Lessons from Cavanaugh

What’s the best thing Granddaddy ever taught you?

Some of the sweetest memories I have of Grandaddy are of just very quiet conversations that he and I had. (One was at the hospital while WoWo was in a room, and we were out in the waiting area…another was when Mom was in labor with Dan…several took place at the filling station at Midway, when we came to appreciate each other’s work ethic and how he practiced what he preached, “If you don’t have anything good to say about someone, then just keep your mouth shut.”)

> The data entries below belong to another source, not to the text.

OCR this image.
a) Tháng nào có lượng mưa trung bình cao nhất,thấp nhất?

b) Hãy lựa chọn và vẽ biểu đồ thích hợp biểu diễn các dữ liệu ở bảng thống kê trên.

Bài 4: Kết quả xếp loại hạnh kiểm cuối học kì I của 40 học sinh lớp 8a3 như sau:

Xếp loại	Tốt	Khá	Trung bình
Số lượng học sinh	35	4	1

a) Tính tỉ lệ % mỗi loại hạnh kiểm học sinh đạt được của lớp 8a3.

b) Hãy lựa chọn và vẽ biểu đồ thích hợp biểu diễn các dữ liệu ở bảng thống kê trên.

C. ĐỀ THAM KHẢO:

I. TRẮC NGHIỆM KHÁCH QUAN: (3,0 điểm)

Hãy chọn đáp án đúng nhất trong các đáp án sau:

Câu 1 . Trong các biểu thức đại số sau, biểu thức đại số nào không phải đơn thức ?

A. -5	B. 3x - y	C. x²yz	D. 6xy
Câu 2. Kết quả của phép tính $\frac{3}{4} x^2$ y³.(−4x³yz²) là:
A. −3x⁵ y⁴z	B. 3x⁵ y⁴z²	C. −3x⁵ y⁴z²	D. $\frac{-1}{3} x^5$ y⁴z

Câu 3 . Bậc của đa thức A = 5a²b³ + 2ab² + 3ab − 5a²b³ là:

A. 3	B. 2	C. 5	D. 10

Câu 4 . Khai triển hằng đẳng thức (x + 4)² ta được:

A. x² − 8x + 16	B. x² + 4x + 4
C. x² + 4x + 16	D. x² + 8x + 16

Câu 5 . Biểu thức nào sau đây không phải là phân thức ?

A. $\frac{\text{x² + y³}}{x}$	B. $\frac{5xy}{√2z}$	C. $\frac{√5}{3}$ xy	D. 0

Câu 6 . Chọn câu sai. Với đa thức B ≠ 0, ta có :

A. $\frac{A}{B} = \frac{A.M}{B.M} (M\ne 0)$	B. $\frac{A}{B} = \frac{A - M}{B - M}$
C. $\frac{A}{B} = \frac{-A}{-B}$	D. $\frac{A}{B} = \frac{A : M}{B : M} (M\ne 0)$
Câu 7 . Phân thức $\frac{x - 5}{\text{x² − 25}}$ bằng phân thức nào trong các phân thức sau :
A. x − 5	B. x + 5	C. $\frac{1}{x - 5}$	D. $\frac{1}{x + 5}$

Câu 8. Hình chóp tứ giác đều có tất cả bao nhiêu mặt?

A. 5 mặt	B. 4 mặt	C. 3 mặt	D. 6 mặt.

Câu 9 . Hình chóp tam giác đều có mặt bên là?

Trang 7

1. It was in the old Madisonville Hospital…don’t remember the exact date, but Mom was still going to UT in Austin, and Mr. Cavanaugh and I were sitting in the waiting area while the nurses were tending to WoWo. I felt the time was right to ask him for his daughter’s hand in marriage. I think it had about the same effect on him that Wes’ question did in me. Betty was his only daughter, as you were mine. He gulped a little and said, “Just make me a promise…that you won’t ever hit her or beat her…before you ever do anything like that, just promise me you’ll bring her back home!” I saw in those moments how much he loved your mom, yet how he was able to convey through his wonderful sense of humor his love for me and what he expected of me as his son-in-law.

2. You and Ben had both come into the world without extended periods of labor, but it was quite different with Dan. I saw during that wait how much he truly loved his daughter and grandchildren. He just made me want to be a better man.

3. One of my favorite Grandaddy stories happened there one day sitting in that waiting area. He was sitting there reading the Meteor when this nurse walked by. She had a nose that made Jimmy Durante’s nose look small, freckled-faced, and when she walked she kind of sauntered (a very unwomanly stride!) As she came toward us, I noticed his eyes following her over the top edge of the paper he was reading. She was clothed in her nurse’s whites…cap, stockings and shoes. When she passed us and turned down the next hallway, he did that little swipe under his nostrils he often did….never looked up or toward me, but spoke loud enough for me to hear him. He said, “Lawdy, I know she can’t help being ugly…but she could stay at the house!” He immediately continued reading with that little smirk on his lips…vintage Cavanaugh.

I guess what I’m trying to say is that I learned from him to see the humor in the world, even when you’re going through hard times.

One of the greatest honors I ever had as a minister was to be able to ordain Brother Jesse Cavanaugh Farris to serve as a deacon in the Midway Church of Christ. He had always loved The Lord and the church, but felt because he was shy and not a public speaker that he couldn’t serve in leadership. He was a good businessman and made our church a great treasurer.

One last thing, I never walk in the Midway church building and look up at that suspended ceiling that I don’t remember him (at 69+) helping me hang all those channels and every piece of tile. He was a great, great man!